When you click through to your website from social platforms such as Facebook or Twitter your activity is tracked by tags of code, meaning this type of sharing can be logged by the various analytics packages. URL’s which you copy and paste into private messaging platforms such as WhatsApp or Snapchat don’t possess the tracking code that analytics need to track this share.

Now you understand what is meant by dark social you will have realised just how many times you have taken part in this type of social sharing. The pure amount of activity can present a problem to marketers when viewing their traffic analytics. It would appear that direct traffic is surprisingly high when in fact the majority of this will be dark social traffic. Analytics platforms cannot tell the difference between the traffic coming from a copy and pasted link and the traffic coming from a directly typed-out URL.

Why does dark social matter?

Why do we need to take notice of dark social I hear you ask? Well, this is because of the sheer quantity of it going on. The image below shows the breakdown of all social sharing activity and where this sharing is happening.

dark social

According to research conducted by RadiumOne 84% of all outbound sharing is done through dark social channels such as private messaging apps and emails. These figures are just too big to ignore! In line with the growth and popularity of private messaging platforms, more and more content will be shared in this manner so marketers need to be aware and look to take action.

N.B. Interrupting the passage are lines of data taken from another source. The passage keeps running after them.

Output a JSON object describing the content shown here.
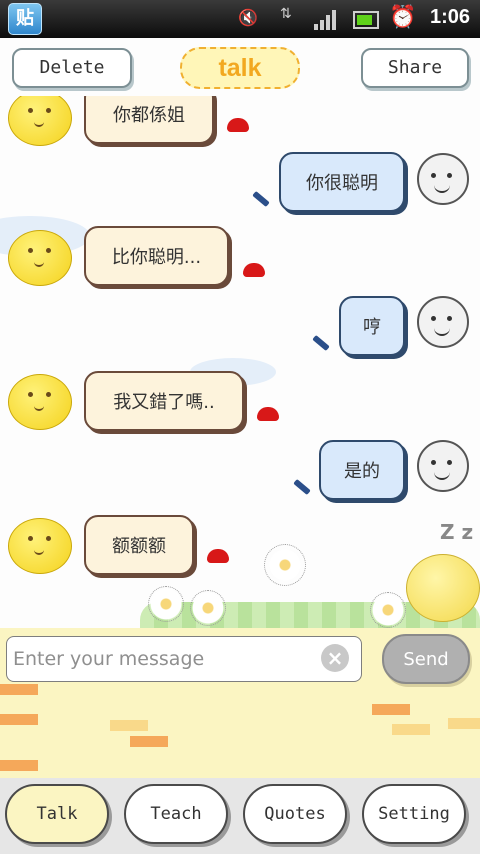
{
  "status_bar": {
    "app_icon_text": "贴",
    "clock": "1:06"
  },
  "top_bar": {
    "delete_label": "Delete",
    "title": "talk",
    "share_label": "Share"
  },
  "messages": [
    {
      "side": "left",
      "text": "你都係姐"
    },
    {
      "side": "right",
      "text": "你很聪明"
    },
    {
      "side": "left",
      "text": "比你聪明..."
    },
    {
      "side": "right",
      "text": "哼"
    },
    {
      "side": "left",
      "text": "我又錯了嗎.."
    },
    {
      "side": "right",
      "text": "是的"
    },
    {
      "side": "left",
      "text": "额额额"
    }
  ],
  "sleep_text": "Z z",
  "input": {
    "placeholder": "Enter your message",
    "value": "",
    "send_label": "Send"
  },
  "tabs": [
    {
      "label": "Talk",
      "active": true
    },
    {
      "label": "Teach",
      "active": false
    },
    {
      "label": "Quotes",
      "active": false
    },
    {
      "label": "Setting",
      "active": false
    }
  ],
  "colors": {
    "accent": "#f2a820",
    "input_bg": "#fbf5c2",
    "left_bubble": "#fdf3dc",
    "right_bubble": "#d9e9fb"
  }
}
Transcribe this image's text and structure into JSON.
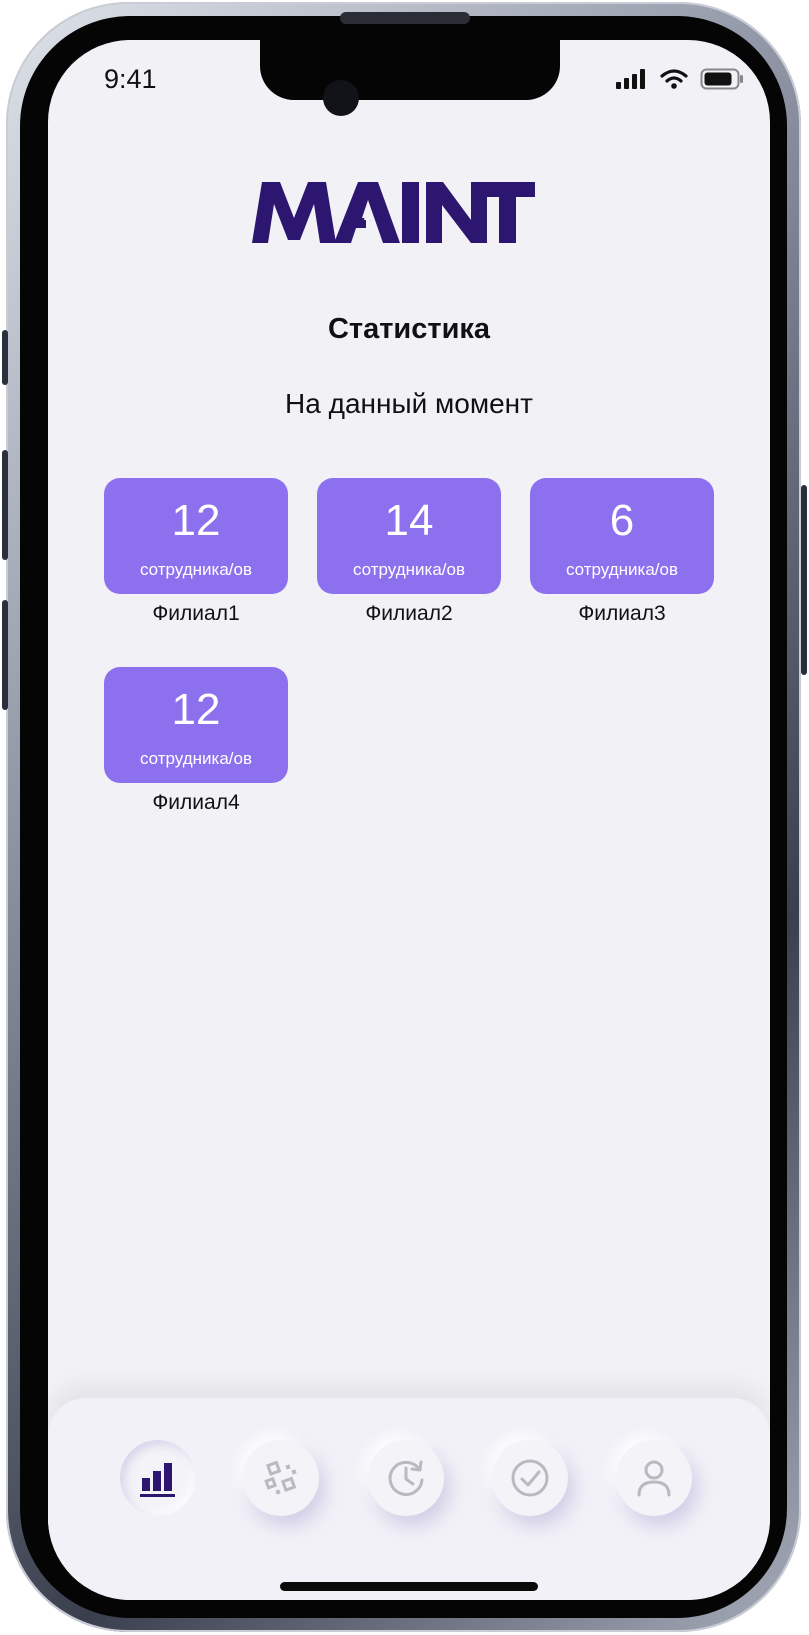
{
  "status_bar": {
    "time": "9:41"
  },
  "logo_text": "MAINT",
  "page": {
    "title": "Статистика",
    "subtitle": "На данный момент"
  },
  "branches": [
    {
      "count": "12",
      "unit": "сотрудника/ов",
      "name": "Филиал1"
    },
    {
      "count": "14",
      "unit": "сотрудника/ов",
      "name": "Филиал2"
    },
    {
      "count": "6",
      "unit": "сотрудника/ов",
      "name": "Филиал3"
    },
    {
      "count": "12",
      "unit": "сотрудника/ов",
      "name": "Филиал4"
    }
  ],
  "tab_bar": {
    "active": "statistics",
    "items": [
      {
        "icon": "bar-chart-icon"
      },
      {
        "icon": "qr-code-icon"
      },
      {
        "icon": "history-icon"
      },
      {
        "icon": "check-circle-icon"
      },
      {
        "icon": "user-icon"
      }
    ]
  },
  "colors": {
    "accent": "#8d70ee",
    "brand": "#2c1670",
    "background": "#f2f1f6",
    "inactive_icon": "#b9b9c0"
  }
}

It’s not only the volume of this activity but the value of it also. Think of your own experiences; you would be more likely to click through and/or possibly take action as a result of a shared link from a friend or family member. In marketing terms, a link shared through dark social will generate more traffic, leads and conversions. Dark social is the new ‘word of mouth’ bringing with it a sense of trust.

What can marketers do about it?

The first problem that presents itself with dark social is measuring the traffic and engagement it brings to your business. There are some ways in which you can look to tackle this. Looking at the direct traffic you will notice some URL’s are pretty long, too long perhaps to type out directly into your address bar. The assumption could be made here that these links were not typed manually and therefore are (could be) dark social traffic.

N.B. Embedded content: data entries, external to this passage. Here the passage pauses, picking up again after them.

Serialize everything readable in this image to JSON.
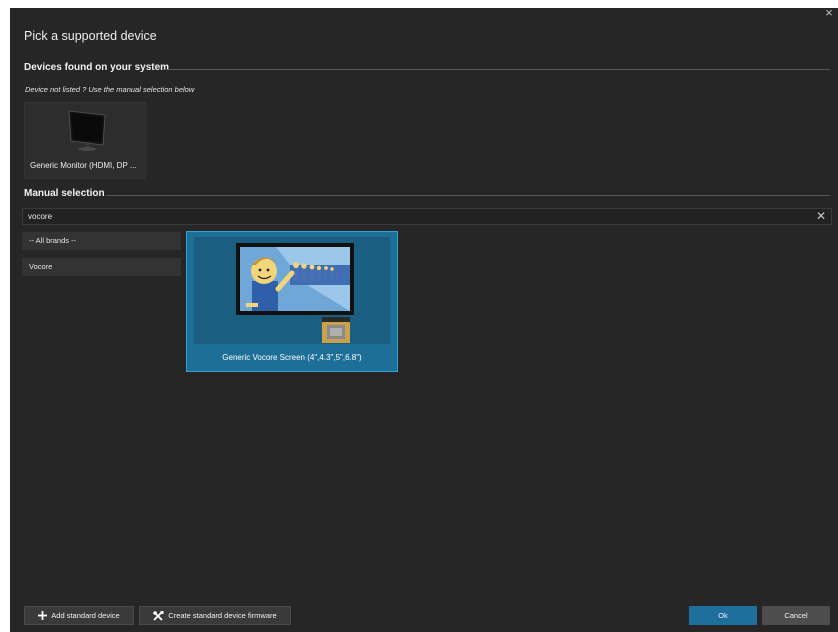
{
  "dialog": {
    "title": "Pick a supported device",
    "close_glyph": "×"
  },
  "found": {
    "header": "Devices found on your system",
    "hint": "Device not listed ? Use the manual selection below",
    "devices": [
      {
        "label": "Generic Monitor (HDMI, DP ...",
        "icon": "monitor-icon"
      }
    ]
  },
  "manual": {
    "header": "Manual selection",
    "search": {
      "value": "vocore",
      "placeholder": "",
      "clear_glyph": "✕"
    },
    "brands": [
      {
        "label": "-- All brands --"
      },
      {
        "label": "Vocore"
      }
    ],
    "devices": [
      {
        "label": "Generic Vocore Screen (4\",4.3\",5\",6.8\")",
        "selected": true
      }
    ]
  },
  "footer": {
    "add_label": "Add standard device",
    "firmware_label": "Create standard device firmware",
    "ok_label": "Ok",
    "cancel_label": "Cancel"
  },
  "colors": {
    "dialog_bg": "#262626",
    "accent": "#1f6f9c",
    "selected_card": "#1e6f97"
  }
}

Of course, this doesn’t allow you to explain in depth as to what platforms were being used to share the content or even where the link originally came from. However, it does give you a somewhat reliable metric to measure your dark social traffic and explain where all this ‘direct traffic’ is coming from.

Another way to react to dark social is to ‘fight’ it. Make your content easily shareable by using highly visible sharing buttons which do include a referral tag – meaning you can track any activity from this. It’s about making the user experience as simple as possible so they don’t take the steps to share your content dark socially. The share options on offer must be easier and quicker than hitting copy and paste. Remember to represent all social channels appropriate to your audience including email.

Another way is to ‘disguise’ your content’s URL with a shortening tool like Ow.ly or  Google URL Shortener. Encourage your audience to share these short and trackable links.

Future of dark social

One thing is for certain, the amount of sharing done through dark social is only set to increase. Although there is no accurate tracking of this activity yet techniques may be developed in order to do so. The man to first use the term Alex Madrigal points out “There’s no way to game email or people’s instant messages. There’s no power users you can contact. There’s no algorithms to understand”

For now, the general consensus is that the ‘narrowing down’ method provides us with a satisfactory result for dark social traffic. It is power in itself to stay up to date with the ways in which content is shared and how common they are. Dark social is the big player here, she’s here to stay and growing at an alarming rate. Don’t be intimidated, you are aware of her presence even just by reading this article.

That age old saying ‘content is king’ comes to mind here. If you create interesting, informative and engaging content the links will be shared and the traffic will be generated.  Some could argue it doesn’t matter where it came from!